我有一个关系数据集,我正在寻找二元信息。
I have 4 columns. Sender, Receiver, Attribute, Edge
我有4列。发件人,接收者,属性,边缘
I'm looking to take the repeated Sender -- Receiver counts and convert them as additional edges.
我正在寻找重复的Sender - Receiver计数并将它们转换为额外的边缘。
df <- data.frame(sender = c(1,1,1,1,3,5), receiver = c(1,2,2,2,4,5),
attribute = c(12,12,12,12,13,13), edge = c(0,1,1,1,1,0))
sender receiver attribute edge
1 1 1 12 0
2 1 2 12 1
3 1 2 12 1
4 1 2 12 1
5 3 4 13 1
I want the end result to look like this:
我希望最终结果如下所示:
sender receiver attribute edge
1 1 1 12 0
2 1 2 12 3
3 3 4 13 1
Where the relationship between duplicate sender-receivers have been combined and the number of duplicates incorporated in the number of edges.

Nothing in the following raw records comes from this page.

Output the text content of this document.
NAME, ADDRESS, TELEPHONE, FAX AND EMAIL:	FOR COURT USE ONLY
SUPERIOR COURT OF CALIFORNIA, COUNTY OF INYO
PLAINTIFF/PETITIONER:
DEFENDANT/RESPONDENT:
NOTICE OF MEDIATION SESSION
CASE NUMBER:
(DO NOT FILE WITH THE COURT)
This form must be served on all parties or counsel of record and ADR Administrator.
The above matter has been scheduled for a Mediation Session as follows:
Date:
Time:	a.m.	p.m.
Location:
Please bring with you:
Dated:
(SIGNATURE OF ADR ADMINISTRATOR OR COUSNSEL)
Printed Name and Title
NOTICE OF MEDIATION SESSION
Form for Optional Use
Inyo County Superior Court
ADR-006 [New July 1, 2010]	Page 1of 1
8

已经组合了重复发送者 - 接收者之间的关系,并且边缘数量中包含重复数量。
Any input would be really appreciated.
任何输入都会非常感激。
Thanks!
谢谢!
2 个解决方案
#1
6
plyr
is your friend - although I think your end result is not quite correct given the input data.
plyr是你的朋友 - 虽然我认为你的最终结果在输入数据方面并不完全正确。
library(plyr)
ddply(df, .(sender, receiver, attribute), summarize, edge = sum(edge))
Returns
返回
sender receiver attribute edge
1 1 1 12 0
2 1 2 12 3
3 3 4 13 1
4 5 5 13 0
#2
20
For fun, here are two other options, first using the base function aggregate()

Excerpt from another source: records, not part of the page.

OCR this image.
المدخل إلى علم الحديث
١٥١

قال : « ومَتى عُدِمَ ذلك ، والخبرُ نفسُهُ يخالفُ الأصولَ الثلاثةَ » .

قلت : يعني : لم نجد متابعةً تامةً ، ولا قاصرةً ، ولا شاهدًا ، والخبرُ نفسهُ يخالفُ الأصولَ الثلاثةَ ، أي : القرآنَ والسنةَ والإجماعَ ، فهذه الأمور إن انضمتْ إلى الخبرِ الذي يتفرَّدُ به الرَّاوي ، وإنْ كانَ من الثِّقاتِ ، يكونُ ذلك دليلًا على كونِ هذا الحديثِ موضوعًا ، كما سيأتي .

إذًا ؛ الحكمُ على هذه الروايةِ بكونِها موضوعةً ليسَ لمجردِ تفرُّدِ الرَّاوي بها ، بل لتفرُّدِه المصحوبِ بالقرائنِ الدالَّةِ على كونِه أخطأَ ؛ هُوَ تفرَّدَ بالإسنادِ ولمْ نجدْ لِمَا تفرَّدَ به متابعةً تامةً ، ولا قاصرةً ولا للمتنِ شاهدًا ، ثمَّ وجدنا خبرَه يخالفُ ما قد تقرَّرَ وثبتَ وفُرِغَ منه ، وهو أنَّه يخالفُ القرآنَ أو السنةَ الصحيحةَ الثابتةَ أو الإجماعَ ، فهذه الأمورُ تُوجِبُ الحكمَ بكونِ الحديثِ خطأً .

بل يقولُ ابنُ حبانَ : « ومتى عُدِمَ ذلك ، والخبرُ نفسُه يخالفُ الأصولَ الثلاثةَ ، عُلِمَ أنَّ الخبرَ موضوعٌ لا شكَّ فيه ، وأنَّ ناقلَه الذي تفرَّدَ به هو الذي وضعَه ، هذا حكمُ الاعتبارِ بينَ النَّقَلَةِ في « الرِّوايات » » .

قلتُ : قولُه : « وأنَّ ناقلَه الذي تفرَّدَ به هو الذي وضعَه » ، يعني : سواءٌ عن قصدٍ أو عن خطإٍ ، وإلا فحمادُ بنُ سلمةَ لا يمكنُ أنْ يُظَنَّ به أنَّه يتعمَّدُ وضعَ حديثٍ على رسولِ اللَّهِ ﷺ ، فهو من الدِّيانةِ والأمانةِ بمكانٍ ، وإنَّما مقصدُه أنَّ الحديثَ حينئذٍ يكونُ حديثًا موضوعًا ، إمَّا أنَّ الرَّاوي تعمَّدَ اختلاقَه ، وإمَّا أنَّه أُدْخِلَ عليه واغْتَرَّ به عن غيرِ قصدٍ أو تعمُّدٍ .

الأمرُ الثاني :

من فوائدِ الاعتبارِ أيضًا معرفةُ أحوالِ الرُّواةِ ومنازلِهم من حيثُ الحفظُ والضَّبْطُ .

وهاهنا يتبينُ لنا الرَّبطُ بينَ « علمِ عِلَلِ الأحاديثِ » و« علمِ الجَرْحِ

and the second using data.table
package:
为了好玩,这里有两个其他选项,首先使用基函数aggregate(),第二个使用data.table包:
> aggregate(edge ~ sender + receiver + attribute, FUN = "sum", data = df)
sender receiver attribute edge
1 1 1 12 0
2 1 2 12 3
3 3 4 13 1
4 5 5 13 0
> require(data.table)
> dt <- data.table(df)
> dt[, list(sumedge = sum(edge)), by = "sender, receiver, attribute"]

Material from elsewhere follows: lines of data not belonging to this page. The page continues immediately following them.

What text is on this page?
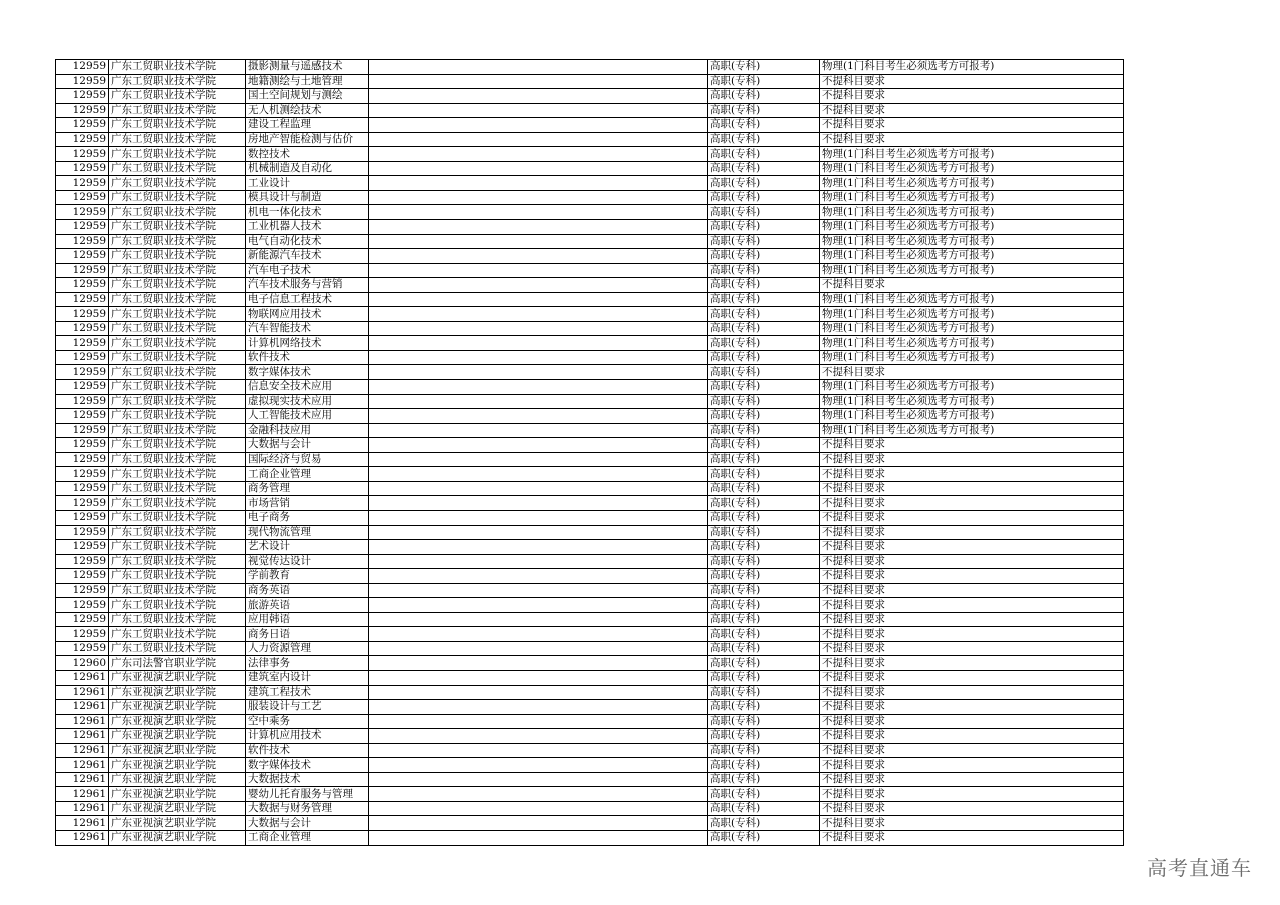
12959	广东工贸职业技术学院	摄影测量与遥感技术		高职(专科)	物理(1门科目考生必须选考方可报考)
12959	广东工贸职业技术学院	地籍测绘与土地管理		高职(专科)	不提科目要求
12959	广东工贸职业技术学院	国土空间规划与测绘		高职(专科)	不提科目要求
12959	广东工贸职业技术学院	无人机测绘技术		高职(专科)	不提科目要求
12959	广东工贸职业技术学院	建设工程监理		高职(专科)	不提科目要求
12959	广东工贸职业技术学院	房地产智能检测与估价		高职(专科)	不提科目要求
12959	广东工贸职业技术学院	数控技术		高职(专科)	物理(1门科目考生必须选考方可报考)
12959	广东工贸职业技术学院	机械制造及自动化		高职(专科)	物理(1门科目考生必须选考方可报考)
12959	广东工贸职业技术学院	工业设计		高职(专科)	物理(1门科目考生必须选考方可报考)
12959	广东工贸职业技术学院	模具设计与制造		高职(专科)	物理(1门科目考生必须选考方可报考)
12959	广东工贸职业技术学院	机电一体化技术		高职(专科)	物理(1门科目考生必须选考方可报考)
12959	广东工贸职业技术学院	工业机器人技术		高职(专科)	物理(1门科目考生必须选考方可报考)
12959	广东工贸职业技术学院	电气自动化技术		高职(专科)	物理(1门科目考生必须选考方可报考)
12959	广东工贸职业技术学院	新能源汽车技术		高职(专科)	物理(1门科目考生必须选考方可报考)
12959	广东工贸职业技术学院	汽车电子技术		高职(专科)	物理(1门科目考生必须选考方可报考)
12959	广东工贸职业技术学院	汽车技术服务与营销		高职(专科)	不提科目要求
12959	广东工贸职业技术学院	电子信息工程技术		高职(专科)	物理(1门科目考生必须选考方可报考)
12959	广东工贸职业技术学院	物联网应用技术		高职(专科)	物理(1门科目考生必须选考方可报考)
12959	广东工贸职业技术学院	汽车智能技术		高职(专科)	物理(1门科目考生必须选考方可报考)
12959	广东工贸职业技术学院	计算机网络技术		高职(专科)	物理(1门科目考生必须选考方可报考)
12959	广东工贸职业技术学院	软件技术		高职(专科)	物理(1门科目考生必须选考方可报考)
12959	广东工贸职业技术学院	数字媒体技术		高职(专科)	不提科目要求
12959	广东工贸职业技术学院	信息安全技术应用		高职(专科)	物理(1门科目考生必须选考方可报考)
12959	广东工贸职业技术学院	虚拟现实技术应用		高职(专科)	物理(1门科目考生必须选考方可报考)
12959	广东工贸职业技术学院	人工智能技术应用		高职(专科)	物理(1门科目考生必须选考方可报考)
12959	广东工贸职业技术学院	金融科技应用		高职(专科)	物理(1门科目考生必须选考方可报考)
12959	广东工贸职业技术学院	大数据与会计		高职(专科)	不提科目要求
12959	广东工贸职业技术学院	国际经济与贸易		高职(专科)	不提科目要求
12959	广东工贸职业技术学院	工商企业管理		高职(专科)	不提科目要求
12959	广东工贸职业技术学院	商务管理		高职(专科)	不提科目要求
12959	广东工贸职业技术学院	市场营销		高职(专科)	不提科目要求
12959	广东工贸职业技术学院	电子商务		高职(专科)	不提科目要求
12959	广东工贸职业技术学院	现代物流管理		高职(专科)	不提科目要求
12959	广东工贸职业技术学院	艺术设计		高职(专科)	不提科目要求
12959	广东工贸职业技术学院	视觉传达设计		高职(专科)	不提科目要求
12959	广东工贸职业技术学院	学前教育		高职(专科)	不提科目要求
12959	广东工贸职业技术学院	商务英语		高职(专科)	不提科目要求
12959	广东工贸职业技术学院	旅游英语		高职(专科)	不提科目要求
12959	广东工贸职业技术学院	应用韩语		高职(专科)	不提科目要求
12959	广东工贸职业技术学院	商务日语		高职(专科)	不提科目要求
12959	广东工贸职业技术学院	人力资源管理		高职(专科)	不提科目要求
12960	广东司法警官职业学院	法律事务		高职(专科)	不提科目要求
12961	广东亚视演艺职业学院	建筑室内设计		高职(专科)	不提科目要求
12961	广东亚视演艺职业学院	建筑工程技术		高职(专科)	不提科目要求
12961	广东亚视演艺职业学院	服装设计与工艺		高职(专科)	不提科目要求
12961	广东亚视演艺职业学院	空中乘务		高职(专科)	不提科目要求
12961	广东亚视演艺职业学院	计算机应用技术		高职(专科)	不提科目要求
12961	广东亚视演艺职业学院	软件技术		高职(专科)	不提科目要求
12961	广东亚视演艺职业学院	数字媒体技术		高职(专科)	不提科目要求
12961	广东亚视演艺职业学院	大数据技术		高职(专科)	不提科目要求
12961	广东亚视演艺职业学院	婴幼儿托育服务与管理		高职(专科)	不提科目要求
12961	广东亚视演艺职业学院	大数据与财务管理		高职(专科)	不提科目要求
12961	广东亚视演艺职业学院	大数据与会计		高职(专科)	不提科目要求
12961	广东亚视演艺职业学院	工商企业管理		高职(专科)	不提科目要求
高考直通车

sender receiver attribute sumedge
[1,] 1 1 12 0
[2,] 1 2 12 3
[3,] 3 4 13 1
[4,] 5 5 13 0
For the record, this question has been asked many many many times, perusing my own answers yields several answers that would point you down the right path.
为了记录,这个问题已被问过很多次,仔细阅读我自己的答案会产生几个答案,这些答案会指向正确的道路。
#1
6
plyr
is your friend - although I think your end result is not quite correct given the input data.
plyr是你的朋友 - 虽然我认为你的最终结果在输入数据方面并不完全正确。
library(plyr)
ddply(df, .(sender, receiver, attribute), summarize, edge = sum(edge))
Returns
返回
sender receiver attribute edge
1 1 1 12 0
2 1 2 12 3
3 3 4 13 1
4 5 5 13 0
#2
20
For fun, here are two other options, first using the base function aggregate()
and the second using data.table
package:
为了好玩,这里有两个其他选项,首先使用基函数aggregate(),第二个使用data.table包:
> aggregate(edge ~ sender + receiver + attribute, FUN = "sum", data = df)
sender receiver attribute edge
1 1 1 12 0
2 1 2 12 3
3 3 4 13 1
4 5 5 13 0
> require(data.table)
> dt <- data.table(df)
> dt[, list(sumedge = sum(edge)), by = "sender, receiver, attribute"]
sender receiver attribute sumedge
[1,] 1 1 12 0
[2,] 1 2 12 3
[3,] 3 4 13 1
[4,] 5 5 13 0
For the record, this question has been asked many many many times, perusing my own answers yields several answers that would point you down the right path.
为了记录,这个问题已被问过很多次,仔细阅读我自己的答案会产生几个答案,这些答案会指向正确的道路。